Germany’s Ottobock, the world’s largest maker of artificial limbs, has attracted interest from private equity groups including KKR and CVC for a 20% stake in its core business, people familiar with the matter said on Monday.
The suitors for the stake in its core healthcare division also include buyout firms BC Partners and Advent, the people told Reuters.
Ottobock is reportedly seeking financial backing to develop more bionic devices; prosthetic limbs and orthotic braces closely modeled on natural mechanisms.
The privately held company, owned by the founder’s grandson Hans Georg Naeder, said on Friday it was targeting private equity firms, affluent families and technology funds as potential buyers in a deal to be completed by the end of June, ahead of an initial public offering at a later stage.

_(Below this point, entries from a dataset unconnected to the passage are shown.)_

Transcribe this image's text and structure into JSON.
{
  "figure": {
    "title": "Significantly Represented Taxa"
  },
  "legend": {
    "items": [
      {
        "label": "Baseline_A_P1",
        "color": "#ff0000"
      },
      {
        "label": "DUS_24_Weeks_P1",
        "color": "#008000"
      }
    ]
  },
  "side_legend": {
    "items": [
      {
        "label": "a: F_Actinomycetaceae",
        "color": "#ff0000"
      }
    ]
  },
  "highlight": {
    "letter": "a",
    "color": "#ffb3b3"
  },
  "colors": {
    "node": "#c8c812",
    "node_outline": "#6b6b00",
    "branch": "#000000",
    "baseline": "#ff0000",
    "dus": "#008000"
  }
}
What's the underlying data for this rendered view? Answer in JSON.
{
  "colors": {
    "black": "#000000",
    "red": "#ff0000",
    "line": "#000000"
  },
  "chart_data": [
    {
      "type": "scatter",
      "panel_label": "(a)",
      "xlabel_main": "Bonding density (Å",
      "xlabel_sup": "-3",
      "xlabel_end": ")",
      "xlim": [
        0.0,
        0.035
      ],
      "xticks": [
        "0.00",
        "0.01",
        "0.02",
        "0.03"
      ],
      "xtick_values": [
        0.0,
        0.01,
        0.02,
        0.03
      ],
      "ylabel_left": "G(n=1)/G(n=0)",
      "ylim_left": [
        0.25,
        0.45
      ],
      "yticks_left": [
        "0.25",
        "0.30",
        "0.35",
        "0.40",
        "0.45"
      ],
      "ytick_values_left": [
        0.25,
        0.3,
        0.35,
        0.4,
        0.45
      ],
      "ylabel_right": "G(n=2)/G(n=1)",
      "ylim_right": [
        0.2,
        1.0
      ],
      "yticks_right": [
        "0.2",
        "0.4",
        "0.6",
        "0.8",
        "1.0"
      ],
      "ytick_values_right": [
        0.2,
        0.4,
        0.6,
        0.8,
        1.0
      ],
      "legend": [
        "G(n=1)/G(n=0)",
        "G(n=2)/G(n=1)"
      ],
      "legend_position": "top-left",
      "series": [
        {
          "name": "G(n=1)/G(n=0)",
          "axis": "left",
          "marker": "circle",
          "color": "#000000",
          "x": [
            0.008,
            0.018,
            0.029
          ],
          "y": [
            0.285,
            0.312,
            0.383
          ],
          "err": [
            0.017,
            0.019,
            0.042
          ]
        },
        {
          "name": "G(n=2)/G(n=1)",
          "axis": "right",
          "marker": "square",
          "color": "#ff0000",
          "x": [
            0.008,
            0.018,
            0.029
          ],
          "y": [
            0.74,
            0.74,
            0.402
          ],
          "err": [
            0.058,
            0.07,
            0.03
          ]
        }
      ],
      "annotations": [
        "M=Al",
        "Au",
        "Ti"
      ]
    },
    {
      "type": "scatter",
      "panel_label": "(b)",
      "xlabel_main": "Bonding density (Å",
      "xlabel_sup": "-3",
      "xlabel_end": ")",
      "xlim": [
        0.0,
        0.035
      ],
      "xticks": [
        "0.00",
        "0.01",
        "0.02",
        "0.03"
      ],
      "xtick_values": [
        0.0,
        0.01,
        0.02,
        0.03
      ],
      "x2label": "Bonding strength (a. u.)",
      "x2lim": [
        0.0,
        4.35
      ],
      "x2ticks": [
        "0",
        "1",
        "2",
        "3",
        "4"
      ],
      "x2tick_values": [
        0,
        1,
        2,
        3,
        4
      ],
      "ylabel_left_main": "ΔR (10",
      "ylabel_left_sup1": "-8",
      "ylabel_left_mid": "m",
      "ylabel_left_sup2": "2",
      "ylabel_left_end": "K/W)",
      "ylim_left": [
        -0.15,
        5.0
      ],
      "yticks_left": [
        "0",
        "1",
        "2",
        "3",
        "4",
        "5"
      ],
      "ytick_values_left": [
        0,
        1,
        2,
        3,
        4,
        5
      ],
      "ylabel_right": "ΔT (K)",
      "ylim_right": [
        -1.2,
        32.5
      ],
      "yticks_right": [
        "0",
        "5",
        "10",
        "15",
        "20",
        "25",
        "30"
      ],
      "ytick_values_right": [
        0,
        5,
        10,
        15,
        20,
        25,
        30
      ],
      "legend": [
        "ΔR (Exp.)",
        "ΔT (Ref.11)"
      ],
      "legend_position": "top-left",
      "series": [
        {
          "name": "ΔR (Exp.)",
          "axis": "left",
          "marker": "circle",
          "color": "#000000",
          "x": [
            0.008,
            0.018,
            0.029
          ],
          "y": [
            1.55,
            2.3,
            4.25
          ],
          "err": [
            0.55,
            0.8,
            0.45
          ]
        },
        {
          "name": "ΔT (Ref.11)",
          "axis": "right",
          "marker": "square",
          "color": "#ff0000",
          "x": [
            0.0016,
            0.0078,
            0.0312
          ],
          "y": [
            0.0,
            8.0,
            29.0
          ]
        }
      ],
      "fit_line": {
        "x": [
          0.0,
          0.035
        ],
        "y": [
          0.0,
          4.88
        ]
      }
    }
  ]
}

Ottobock, which started in 1919 as a maker of prosthetics for World War One veterans, said it was currently valued at about £2.6 billion and that it was being advised by J.P. Morgan in the planned stake sale.
The deal would help it to pursue “even quicker profitable growth and groundbreaking innovations for the people suffering a handicap”, Naeder said in the statement.
The valuation would equate to a multiple of 12 times its expected 2017 earnings before interest, tax, depreciation and amortization of £217 million, a discount to some rivals as the business includes its lower-margin wheelchair business, one of the people said.
The investment firms and Ottobock declined to comment when pressed by Reuters.
The company said last October it was considering the sale for up to £209 million of its Ottobock Kunststoff division, a maker of engineering foams, to focus on healthcare.
Ottobock reported sales of £800 million for 2015.
The company said in July 2015 it wanted to go public in 2017, possibly floating a stake of 25% with Naeder staying in control. It declined to provide a more specific timeline for the IPO on Monday.